A Imperatriz Leopoldinense foi infeliz ao associar, em seu novo samba enredo, a agroindústria nacional à destruição ambiental. Aquecendo os tambores para o desfile de 2017, o grupo carioca apresentou uma ala intitulada "os fazendeiros e seus agrotóxicos". Despertou, é óbvio, a ira de milhares de famílias, produtores e pessoas que fazem a roda da economia girar.

Só em 2016, o valor bruto de produção do setor foi de R$ 523,6 bilhões — resultado muito parecido com o do ano anterior. A balança comercial teve um superávit de US$ 47,692 bilhões, o melhor da história do país. Houve recorde de exportação de carne de frango, suco de laranja, celulose; atingimos o topo no cultivo e exportação de açúcar, café e soja.

O quadro de recessão só não é pior graças ao desempenho no campo — que responde por mais de um terço dos empregos do país, de acordo com a Confederação Nacional de Agricultura (CNA). Milhões de pessoas dependem do agronegócio para garantir a sustentabilidade financeira de suas famílias e de seus negócios.

É no mínimo irresponsável reduzir, classificar e generalizar essas atividades como nocivas ao meio ambiente. Ainda mais em um espetáculo com tamanho poder de difusão como é o Carnaval do Rio de Janeiro.

O Brasil tem 61% de seu território preservado — frente a 9,7% da América Central; 7,8% da África; 5,6% da Ásia e apenas 0,3% da Europa. Nossas leis ambientais estão entre as mais rigorosas do mundo, bem como a regulação, a fiscalização e a normatização de agrotóxicos. O consumidor está cada vez mais exigente.

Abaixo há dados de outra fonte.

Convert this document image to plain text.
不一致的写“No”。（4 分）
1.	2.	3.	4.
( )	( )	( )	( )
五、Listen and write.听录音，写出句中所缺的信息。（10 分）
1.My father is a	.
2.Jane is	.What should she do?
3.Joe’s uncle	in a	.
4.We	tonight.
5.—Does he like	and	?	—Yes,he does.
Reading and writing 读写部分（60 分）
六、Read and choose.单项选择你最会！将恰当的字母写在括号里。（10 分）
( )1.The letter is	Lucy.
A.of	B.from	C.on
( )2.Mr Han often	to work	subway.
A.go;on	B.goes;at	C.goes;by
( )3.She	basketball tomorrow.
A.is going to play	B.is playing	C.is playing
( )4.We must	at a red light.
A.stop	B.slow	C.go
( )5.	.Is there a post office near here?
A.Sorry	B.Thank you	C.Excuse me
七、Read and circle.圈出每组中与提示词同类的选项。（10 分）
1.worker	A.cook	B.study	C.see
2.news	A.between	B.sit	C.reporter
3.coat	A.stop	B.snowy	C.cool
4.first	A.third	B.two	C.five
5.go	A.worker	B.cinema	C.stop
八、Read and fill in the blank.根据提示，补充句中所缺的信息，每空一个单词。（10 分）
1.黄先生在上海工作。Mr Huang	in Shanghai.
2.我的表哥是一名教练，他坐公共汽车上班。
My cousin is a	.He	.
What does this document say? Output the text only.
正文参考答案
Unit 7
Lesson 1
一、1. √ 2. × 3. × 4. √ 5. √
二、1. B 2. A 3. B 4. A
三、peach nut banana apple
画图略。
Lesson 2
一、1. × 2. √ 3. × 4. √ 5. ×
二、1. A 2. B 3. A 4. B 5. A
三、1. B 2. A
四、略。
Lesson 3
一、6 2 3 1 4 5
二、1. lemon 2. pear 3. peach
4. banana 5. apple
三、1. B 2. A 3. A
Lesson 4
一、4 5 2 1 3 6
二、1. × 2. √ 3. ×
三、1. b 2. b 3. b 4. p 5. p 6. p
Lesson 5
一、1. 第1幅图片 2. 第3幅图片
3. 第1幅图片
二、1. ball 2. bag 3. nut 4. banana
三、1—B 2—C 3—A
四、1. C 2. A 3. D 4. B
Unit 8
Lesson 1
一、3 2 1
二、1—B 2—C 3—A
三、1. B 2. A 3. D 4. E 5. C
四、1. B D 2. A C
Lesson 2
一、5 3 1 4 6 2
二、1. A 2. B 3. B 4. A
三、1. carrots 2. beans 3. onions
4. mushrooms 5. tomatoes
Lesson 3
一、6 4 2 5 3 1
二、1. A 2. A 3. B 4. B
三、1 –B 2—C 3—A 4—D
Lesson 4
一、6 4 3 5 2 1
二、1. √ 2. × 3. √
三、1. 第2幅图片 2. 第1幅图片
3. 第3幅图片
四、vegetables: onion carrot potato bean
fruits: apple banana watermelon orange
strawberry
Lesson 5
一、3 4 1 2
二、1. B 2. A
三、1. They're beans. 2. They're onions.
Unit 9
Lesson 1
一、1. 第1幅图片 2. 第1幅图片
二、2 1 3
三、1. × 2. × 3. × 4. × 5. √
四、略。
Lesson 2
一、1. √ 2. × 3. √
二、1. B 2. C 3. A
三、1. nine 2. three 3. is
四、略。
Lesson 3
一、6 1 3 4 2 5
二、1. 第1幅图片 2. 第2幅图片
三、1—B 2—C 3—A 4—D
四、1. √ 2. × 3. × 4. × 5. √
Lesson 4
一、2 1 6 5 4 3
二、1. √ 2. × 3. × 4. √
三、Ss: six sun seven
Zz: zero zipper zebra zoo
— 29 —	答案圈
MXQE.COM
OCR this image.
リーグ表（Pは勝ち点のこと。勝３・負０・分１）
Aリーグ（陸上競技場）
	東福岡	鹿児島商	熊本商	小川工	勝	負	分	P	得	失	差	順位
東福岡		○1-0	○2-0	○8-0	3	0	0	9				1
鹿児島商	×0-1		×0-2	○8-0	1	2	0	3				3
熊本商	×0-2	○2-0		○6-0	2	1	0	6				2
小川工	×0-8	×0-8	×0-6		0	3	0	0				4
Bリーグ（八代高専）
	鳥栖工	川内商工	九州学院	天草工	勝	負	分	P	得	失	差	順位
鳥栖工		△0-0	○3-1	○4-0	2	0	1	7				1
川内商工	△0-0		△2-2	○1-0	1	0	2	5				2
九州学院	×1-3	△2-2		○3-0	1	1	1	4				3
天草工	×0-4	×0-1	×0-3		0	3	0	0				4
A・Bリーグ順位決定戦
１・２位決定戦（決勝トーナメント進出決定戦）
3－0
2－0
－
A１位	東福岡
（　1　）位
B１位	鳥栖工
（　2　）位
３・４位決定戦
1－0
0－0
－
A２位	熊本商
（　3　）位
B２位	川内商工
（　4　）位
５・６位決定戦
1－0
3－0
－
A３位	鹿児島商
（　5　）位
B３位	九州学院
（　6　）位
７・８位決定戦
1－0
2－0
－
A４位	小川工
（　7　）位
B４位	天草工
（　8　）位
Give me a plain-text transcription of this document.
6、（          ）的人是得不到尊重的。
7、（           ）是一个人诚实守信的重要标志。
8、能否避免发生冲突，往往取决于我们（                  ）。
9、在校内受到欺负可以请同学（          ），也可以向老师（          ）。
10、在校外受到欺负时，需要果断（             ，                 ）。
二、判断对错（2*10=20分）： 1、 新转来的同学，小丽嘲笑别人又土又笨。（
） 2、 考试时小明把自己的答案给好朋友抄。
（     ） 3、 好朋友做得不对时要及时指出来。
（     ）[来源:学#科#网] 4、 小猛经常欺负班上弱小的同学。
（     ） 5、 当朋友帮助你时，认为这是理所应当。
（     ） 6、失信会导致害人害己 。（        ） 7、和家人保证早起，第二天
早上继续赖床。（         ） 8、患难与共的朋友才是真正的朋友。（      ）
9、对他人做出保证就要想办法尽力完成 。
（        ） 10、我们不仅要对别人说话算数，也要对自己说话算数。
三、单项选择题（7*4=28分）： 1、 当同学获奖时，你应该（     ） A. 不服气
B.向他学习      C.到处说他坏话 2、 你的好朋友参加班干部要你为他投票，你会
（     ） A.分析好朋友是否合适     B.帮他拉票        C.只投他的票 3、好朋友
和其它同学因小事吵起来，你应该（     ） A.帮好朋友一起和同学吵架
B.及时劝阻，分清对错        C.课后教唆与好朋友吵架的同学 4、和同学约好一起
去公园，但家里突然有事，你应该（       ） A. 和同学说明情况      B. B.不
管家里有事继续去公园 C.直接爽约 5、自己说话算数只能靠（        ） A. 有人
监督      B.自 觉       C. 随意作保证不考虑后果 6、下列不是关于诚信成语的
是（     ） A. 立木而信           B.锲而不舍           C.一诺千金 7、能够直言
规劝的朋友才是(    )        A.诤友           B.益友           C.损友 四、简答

Existem práticas condenáveis e excessos na agroindústria nacional, claro, como em todos os lugares, infelizmente. Porém, muito foi feito em termos regulatórios nas últimas décadas. Estamos cada vez mais próximos de um horizonte de equilíbrio entre o crescimento econômico e a sustentabilidade ambiental.

Com todo respeito, não deu samba. A cultura popular deveria enaltecer a batalha de quem trabalha de sol a sol para colocar alimento na nossa mesa. O agro é vocação, é identidade nacional, a cara de um Brasil que se renova com mais respeito e valorização a quem produz.